Essenzialmente, sottolinea ancora l’autore, l’idea è che una decisione "viene intrapresa dal singolo sempre in accordo con la sua percezione dei valori ed è espressione della libertà di coscienza. Nella concezione cattolica l’azione morale non è mai stata ritenuta qualcosa di diverso da ciò. Giacché però secondo la visione giusnaturalistica cattolica l’oggetto dev’essere l’elemento determinante della scelta, dato che la libertà è inserita in una capacità desiderativa che fa essenzialmente parte della natura dell’uomo e dunque può essere adoperata sensatamente solo per il perfezionamento di questa natura, ciò che soprattutto importa è offrire alla volontà un oggetto conforme alla natura. La volontà deve dunque motivare la ragione, cercare quell’oggetto che è giustificato per la sua realtà, e l’oggetto è un elemento autenticamente etico allo stesso titolo della ragione stessa. La libertà di coscienza in una considerazione etica è insomma vincolata all’oggetto" (p. 63). E conclude: "Il nucleo della dottrina cattolica del diritto naturale è la convinzione che la ragione pratica non ha perduto con il peccato originale la sua capacità naturale di conoscere norme di comportamento universalmente valide e dunque di stabilire principi di comportamento, cosicché l’unità di fede e ragione è mantenuta" (p. 68).

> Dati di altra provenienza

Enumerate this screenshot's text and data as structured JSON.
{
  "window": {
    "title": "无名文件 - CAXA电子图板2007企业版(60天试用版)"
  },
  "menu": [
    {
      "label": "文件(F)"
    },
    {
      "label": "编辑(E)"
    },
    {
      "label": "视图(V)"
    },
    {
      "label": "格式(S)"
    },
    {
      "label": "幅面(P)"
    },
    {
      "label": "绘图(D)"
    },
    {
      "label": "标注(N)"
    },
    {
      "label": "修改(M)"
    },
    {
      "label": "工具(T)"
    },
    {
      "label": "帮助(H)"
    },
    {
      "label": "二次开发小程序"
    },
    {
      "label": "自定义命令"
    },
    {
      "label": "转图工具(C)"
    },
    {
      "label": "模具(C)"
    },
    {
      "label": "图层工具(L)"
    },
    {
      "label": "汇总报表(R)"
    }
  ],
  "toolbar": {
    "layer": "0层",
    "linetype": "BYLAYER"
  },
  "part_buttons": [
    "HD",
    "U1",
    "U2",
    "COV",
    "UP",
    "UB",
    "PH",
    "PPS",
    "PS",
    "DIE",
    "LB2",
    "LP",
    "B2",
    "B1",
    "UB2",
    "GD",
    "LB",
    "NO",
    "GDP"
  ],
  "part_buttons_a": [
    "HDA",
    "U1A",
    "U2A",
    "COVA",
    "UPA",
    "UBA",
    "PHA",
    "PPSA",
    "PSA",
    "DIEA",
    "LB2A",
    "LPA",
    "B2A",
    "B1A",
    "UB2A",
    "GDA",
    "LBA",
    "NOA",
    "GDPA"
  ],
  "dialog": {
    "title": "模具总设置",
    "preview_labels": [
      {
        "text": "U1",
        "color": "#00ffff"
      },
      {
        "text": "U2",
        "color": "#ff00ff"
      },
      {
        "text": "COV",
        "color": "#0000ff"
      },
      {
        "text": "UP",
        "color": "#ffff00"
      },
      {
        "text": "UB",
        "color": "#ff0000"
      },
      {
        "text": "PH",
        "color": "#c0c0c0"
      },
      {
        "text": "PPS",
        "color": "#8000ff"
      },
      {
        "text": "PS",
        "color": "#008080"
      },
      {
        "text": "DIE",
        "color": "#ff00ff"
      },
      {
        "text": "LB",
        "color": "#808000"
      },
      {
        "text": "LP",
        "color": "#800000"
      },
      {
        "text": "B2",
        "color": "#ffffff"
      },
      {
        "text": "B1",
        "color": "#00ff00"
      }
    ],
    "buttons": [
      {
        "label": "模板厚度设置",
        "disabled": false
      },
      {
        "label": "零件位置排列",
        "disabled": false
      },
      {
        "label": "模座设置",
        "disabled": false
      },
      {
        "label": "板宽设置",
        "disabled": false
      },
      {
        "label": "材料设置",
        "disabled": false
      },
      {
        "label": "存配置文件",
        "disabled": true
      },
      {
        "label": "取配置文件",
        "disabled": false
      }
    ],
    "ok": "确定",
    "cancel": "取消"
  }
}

Quanto a quella che Utz chiama "l’articolazione dell’etica dell’economia", va specificatamente condivisa la tesi che questa segue esattamente la concezione filosofico-sociale che si presuppone; e allora troviamo la fondamentale distinzione tra: 1) quella dell’individualismo e 2) quella della teoria sociale che muove dal bene comune inteso in senso metafisico (p. 76).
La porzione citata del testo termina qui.